Liquidation of a Company
If a company finds itself in financial difficulty and bankruptcy looms, the company can apply to the court to be liquidated. As with sequestration, the liquidation of a company deals with finalising the affairs of the company by tracing its assets, taking control of them and realising them in a manner that is to the benefit of the company’s creditors. The proceeds are applied firstly for the payment of creditors according to the rating of their preferences, and thereafter the distribution of the residue among shareholder according to their rights.
Liquidation is not the same as the deregistration of the company. This takes place only after liquidation by special resolution of the directors of the company.
To determine if liquidation is the right option, the company should consider what it stands to lose apart from the right to carry on business. Directors need to also consider if any directors or shareholders will be held personally liable for the debts of the company. This is especially important where money is owed to the South African Revenue Service (SARS) or if there was reckless trading, as directors can be held personally liable for a company’s tax bill. Directors need to also consider their duties in terms of sureties which the members/directors/shareholders might have signed.
Before the court will grant a liquidation order, the court must consider above all, whether liquidation in a particular case can reasonably be avoided, a question that is independent of the prospect of a business rescue option. And if the company can pay its debt, what is the source of funds.

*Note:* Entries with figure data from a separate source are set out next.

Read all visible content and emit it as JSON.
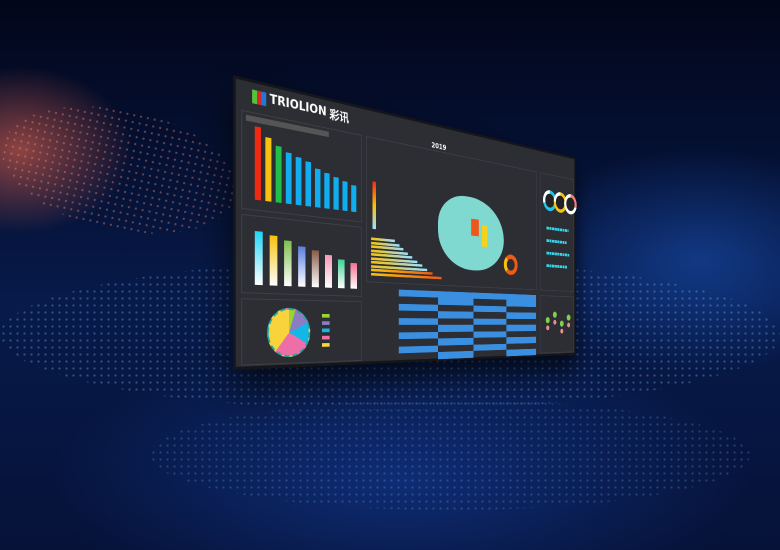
{
  "logo": {
    "brand": "TRIOLION",
    "brand_cn": "彩讯"
  },
  "header": {
    "year": "2019"
  },
  "colors": {
    "wall": "#2c2e33",
    "bar_blue": "#10aef0",
    "bar_red": "#f02a10",
    "bar_yellow": "#f7c10c",
    "bar_green": "#1ec04a",
    "map": "#7fd9d0",
    "table_row": "#3a8fe0"
  },
  "ranking_bars": [
    100,
    88,
    79,
    72,
    68,
    64,
    56,
    52,
    48,
    44,
    40
  ],
  "gradient_bars": [
    92,
    87,
    80,
    72,
    66,
    60,
    54,
    48
  ],
  "pie_slices": [
    {
      "value": 5,
      "color": "#9cd233"
    },
    {
      "value": 13,
      "color": "#8e7cc3"
    },
    {
      "value": 15,
      "color": "#14b6e8"
    },
    {
      "value": 28,
      "color": "#ee6fa8"
    },
    {
      "value": 39,
      "color": "#f9d33b"
    }
  ],
  "rings": [
    {
      "color": "#22c5ea",
      "fill": 0.7
    },
    {
      "color": "#f7c10c",
      "fill": 0.75
    },
    {
      "color": "#f08080",
      "fill": 0.3
    }
  ]
}
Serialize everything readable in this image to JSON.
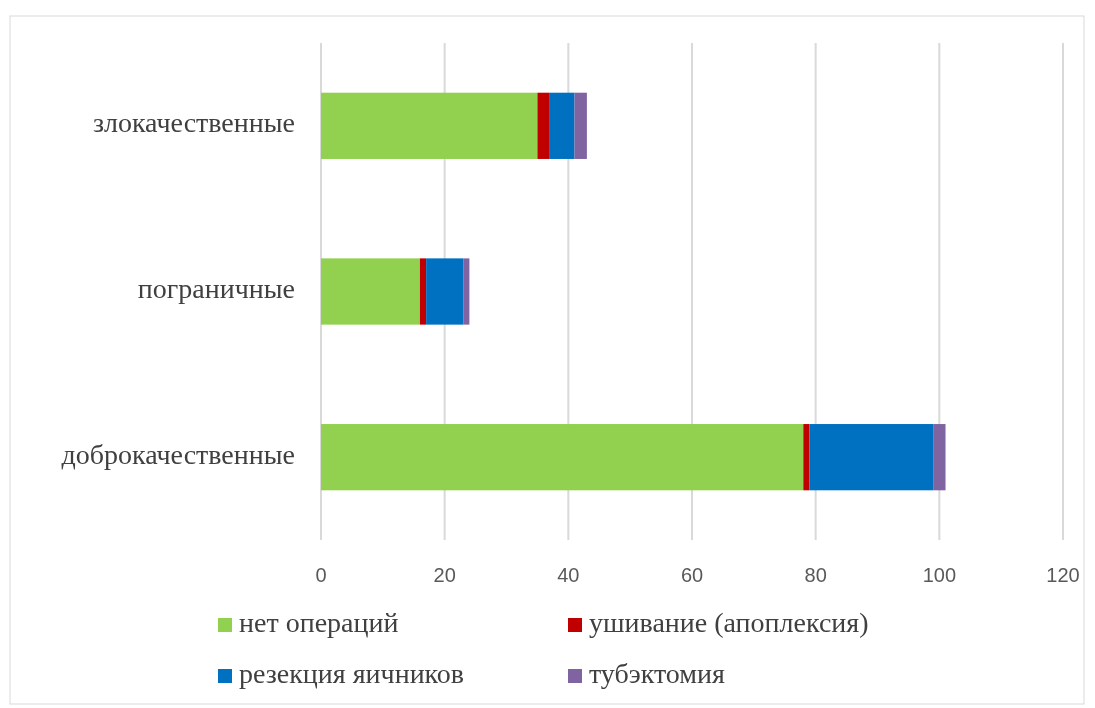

When can a Company be Liquidated?
If a company is over-indebted and is unable to make payments on all its debt, said a company is deemed by law to be ‘financially distressed’. The Companies Act of 2008, “Chapter 6, Section 128, Application and definitions applicable to Chapter”, defines a financially distressed company as follows:
S. 128 (1) (f) “financially distressed”, in reference to a particular company at any particular time, means that-
(i) it appears to be reasonably unlikely that the company will be able to pay all of its debts as they become due and payable within the immediately ensuing six months, or [Subpara. (i) substituted by s. 81 of Act 3/2011]
(ii) it appears to be reasonably likely that the company will become insolvent within the immediately ensuing six months
If a company is in financial distress, Section 349 of the Companies Act of 1973 states that the directors of the company must first make a special resolution that the company is to be wound up, before approaching the court.
349. Circumstances under which company may be wound up voluntarily.
A company, not being an external company, may be wound up voluntarily if the company has by special resolution resolved that it be so wound up.